その声に横を見るとヴァルムが心配そうに彼女を見ていた。近くの木の幹に背を預け、その腕の中には彼の剣がある。ヴァルムは見張りの役で起きていた。まだ、夜は明けていない。


ヴァルムはあの後、一応2人に謝った。それからは順調だったと思う。ヴァルム自身がルルやソラリスのように過去を話し出した。ナオはもちろんユーリも驚いたがそれよりも一番敵対していたルルがまた泣き出したことには彼自身も驚いた。それがきっかけで少しずつヴァルムは『ブラックローズ』に馴染んで行った。

だが、この世界の住人である彼らも知っての通り、『カミサマ』と『魔王』は倒してはいけない。


「ヴァルムの復讐は成功しない」


そう、一度ソラリスがキツイ表情で言ったのをナオは記憶している。その時、ヴァルムは彼と同じように怒りを露わにしたことがあった。以前のユーリのような早口でヴァルムは自分より背の高いソラリスの胸倉を掴んで言った。


「時期にわかる」


と。


それはナオにとって不思議だった。なんで時期なんだ、今じゃないのか。

分かればいいか。

ナオは考えることを諦めた。


「嗚呼、大丈夫だ」


ナオはそうヴァルムに答え、もう一度横になった。そして瞳を閉じる。瞳を閉じるといつものように意識が飛ぶ。何処に飛ぶのかは分かっている。自分が誰かも分かっている。

そう、瞳を開ければ、そこはーーーー


***


「………寝た…かな?」


ヴァルムは静かな寝息を立てて寝始めたナオを確認して、剣を地面に置いた。剣には以前までまとわっていた瘴気はない。自分でもよくわからないが消えていた。『あの歌』を歌った頃くらいに。

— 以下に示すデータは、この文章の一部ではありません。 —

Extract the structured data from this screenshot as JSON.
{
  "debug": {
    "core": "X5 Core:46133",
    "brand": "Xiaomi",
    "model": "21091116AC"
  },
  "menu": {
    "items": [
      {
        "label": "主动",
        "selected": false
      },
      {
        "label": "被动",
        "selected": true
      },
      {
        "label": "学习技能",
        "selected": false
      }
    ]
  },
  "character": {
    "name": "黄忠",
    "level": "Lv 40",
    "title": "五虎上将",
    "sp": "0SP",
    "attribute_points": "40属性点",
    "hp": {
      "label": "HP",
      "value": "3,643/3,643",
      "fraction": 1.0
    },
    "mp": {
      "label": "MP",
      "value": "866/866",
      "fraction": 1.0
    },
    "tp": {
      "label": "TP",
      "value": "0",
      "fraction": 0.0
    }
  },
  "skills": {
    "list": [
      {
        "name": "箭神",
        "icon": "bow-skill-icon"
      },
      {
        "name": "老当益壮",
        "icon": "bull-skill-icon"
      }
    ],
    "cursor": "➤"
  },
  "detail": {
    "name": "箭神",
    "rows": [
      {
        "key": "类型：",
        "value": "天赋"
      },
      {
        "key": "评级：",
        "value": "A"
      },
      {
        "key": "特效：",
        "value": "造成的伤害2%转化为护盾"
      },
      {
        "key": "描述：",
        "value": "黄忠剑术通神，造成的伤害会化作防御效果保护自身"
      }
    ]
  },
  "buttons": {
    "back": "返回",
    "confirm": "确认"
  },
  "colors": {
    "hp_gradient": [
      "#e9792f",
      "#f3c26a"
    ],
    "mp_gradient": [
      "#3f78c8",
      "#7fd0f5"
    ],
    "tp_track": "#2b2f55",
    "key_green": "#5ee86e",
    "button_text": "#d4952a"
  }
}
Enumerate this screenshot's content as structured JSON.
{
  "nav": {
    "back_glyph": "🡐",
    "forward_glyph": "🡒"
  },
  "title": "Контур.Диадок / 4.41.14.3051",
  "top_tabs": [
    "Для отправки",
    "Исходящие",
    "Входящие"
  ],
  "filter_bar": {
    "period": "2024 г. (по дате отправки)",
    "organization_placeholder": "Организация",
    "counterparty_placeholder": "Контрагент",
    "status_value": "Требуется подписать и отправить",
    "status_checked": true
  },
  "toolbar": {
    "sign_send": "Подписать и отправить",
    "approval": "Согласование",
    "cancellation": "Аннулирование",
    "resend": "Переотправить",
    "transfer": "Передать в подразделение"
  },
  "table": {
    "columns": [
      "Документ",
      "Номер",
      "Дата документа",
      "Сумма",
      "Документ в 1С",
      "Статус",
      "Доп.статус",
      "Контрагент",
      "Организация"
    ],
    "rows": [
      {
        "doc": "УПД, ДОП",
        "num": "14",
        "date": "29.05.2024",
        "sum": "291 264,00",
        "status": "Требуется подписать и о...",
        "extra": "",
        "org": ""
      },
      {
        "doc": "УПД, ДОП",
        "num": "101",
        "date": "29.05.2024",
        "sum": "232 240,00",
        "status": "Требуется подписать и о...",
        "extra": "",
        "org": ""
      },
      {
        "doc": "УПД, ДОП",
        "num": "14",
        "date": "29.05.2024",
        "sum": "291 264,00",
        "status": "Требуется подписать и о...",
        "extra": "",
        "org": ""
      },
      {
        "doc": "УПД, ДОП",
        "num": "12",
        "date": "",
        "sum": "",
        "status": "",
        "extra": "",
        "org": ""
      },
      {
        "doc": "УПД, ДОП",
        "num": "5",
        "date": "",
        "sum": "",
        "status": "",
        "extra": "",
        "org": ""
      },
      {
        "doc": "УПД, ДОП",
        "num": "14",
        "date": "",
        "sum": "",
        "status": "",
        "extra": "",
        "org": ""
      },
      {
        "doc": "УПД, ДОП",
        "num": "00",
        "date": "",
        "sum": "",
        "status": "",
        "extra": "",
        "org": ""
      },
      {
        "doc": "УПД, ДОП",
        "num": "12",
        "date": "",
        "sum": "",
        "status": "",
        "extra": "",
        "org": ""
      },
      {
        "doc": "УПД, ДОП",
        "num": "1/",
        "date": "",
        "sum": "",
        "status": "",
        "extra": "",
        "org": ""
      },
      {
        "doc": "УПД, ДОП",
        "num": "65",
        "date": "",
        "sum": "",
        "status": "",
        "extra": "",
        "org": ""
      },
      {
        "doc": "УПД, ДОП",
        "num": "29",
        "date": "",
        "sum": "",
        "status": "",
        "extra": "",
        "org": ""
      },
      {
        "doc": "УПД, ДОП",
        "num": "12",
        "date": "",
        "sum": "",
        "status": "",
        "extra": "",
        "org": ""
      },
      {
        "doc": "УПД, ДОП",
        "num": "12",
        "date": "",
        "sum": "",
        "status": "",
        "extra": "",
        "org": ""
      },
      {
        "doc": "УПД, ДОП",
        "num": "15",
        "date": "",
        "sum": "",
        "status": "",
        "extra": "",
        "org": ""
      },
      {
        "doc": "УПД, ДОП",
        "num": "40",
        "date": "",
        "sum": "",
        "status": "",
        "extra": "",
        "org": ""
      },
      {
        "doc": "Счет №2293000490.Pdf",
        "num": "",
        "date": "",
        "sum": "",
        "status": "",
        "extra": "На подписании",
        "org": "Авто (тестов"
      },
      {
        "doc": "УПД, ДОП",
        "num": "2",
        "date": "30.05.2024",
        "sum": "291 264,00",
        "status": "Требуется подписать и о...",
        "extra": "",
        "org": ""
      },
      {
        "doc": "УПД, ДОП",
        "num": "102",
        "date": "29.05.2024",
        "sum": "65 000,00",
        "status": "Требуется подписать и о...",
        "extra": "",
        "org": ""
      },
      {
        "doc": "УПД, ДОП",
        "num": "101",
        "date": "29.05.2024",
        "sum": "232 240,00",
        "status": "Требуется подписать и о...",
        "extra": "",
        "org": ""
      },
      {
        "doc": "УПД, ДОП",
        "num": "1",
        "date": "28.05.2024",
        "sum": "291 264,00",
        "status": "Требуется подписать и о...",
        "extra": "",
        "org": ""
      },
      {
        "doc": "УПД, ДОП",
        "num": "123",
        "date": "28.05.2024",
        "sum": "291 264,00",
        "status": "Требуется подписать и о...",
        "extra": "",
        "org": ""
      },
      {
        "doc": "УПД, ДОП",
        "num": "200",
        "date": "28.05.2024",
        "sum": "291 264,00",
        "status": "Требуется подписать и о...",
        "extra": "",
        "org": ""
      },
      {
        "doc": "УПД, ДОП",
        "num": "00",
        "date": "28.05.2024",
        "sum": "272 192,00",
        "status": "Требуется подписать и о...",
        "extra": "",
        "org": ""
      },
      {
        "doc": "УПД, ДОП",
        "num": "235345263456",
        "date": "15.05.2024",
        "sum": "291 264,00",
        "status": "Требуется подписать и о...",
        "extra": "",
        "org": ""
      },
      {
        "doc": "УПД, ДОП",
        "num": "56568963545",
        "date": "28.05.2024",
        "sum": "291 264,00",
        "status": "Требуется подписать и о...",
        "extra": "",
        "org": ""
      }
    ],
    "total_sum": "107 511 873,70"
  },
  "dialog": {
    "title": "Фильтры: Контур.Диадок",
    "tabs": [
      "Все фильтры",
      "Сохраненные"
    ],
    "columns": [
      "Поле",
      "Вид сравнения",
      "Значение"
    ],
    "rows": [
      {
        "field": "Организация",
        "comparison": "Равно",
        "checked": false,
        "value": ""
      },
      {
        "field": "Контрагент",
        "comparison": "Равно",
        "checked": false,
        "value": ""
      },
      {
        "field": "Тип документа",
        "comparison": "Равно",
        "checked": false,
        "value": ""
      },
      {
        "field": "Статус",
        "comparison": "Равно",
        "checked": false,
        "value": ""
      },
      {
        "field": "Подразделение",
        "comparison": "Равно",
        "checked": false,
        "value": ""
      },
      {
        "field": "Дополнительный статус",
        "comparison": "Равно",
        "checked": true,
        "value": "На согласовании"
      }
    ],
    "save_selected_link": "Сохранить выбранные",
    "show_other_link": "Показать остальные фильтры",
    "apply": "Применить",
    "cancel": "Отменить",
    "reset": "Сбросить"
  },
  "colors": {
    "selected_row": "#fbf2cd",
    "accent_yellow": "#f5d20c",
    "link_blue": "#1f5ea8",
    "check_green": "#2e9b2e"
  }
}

ヴァルムはユーリから分けてもらった腰のポーチからたくさんのガラスの、粉々になった破片を取り出す。ちなみにポーチは普通のでユーリの予備である。

ガラスの破片は何個か組合せが終わっているがまだまだ先は長い。ヴァルムは一つ一つ、丁寧に組み合わせて行く。


これらは全てナオが壊したモノだ。たまたま、ヴァルムがナオが何かを粉々に壊しているのを目撃したのだ。壊した時、ナオはとても悲しそうだった。ナオは粉々になった破片を名残惜しそうに、悲しそうに眺め、そこを後にしたのだ。ヴァルムはそれがナオにとって大切なものだと思った。だからその全ての破片を集め、作り直そうとしているのだ。せめて、自分ができることから、と。


「…なんだったんだろ、これ」


先が見えないパズル。だがヴァルムはゆっくりとその止まっていた手元を動かし始めた。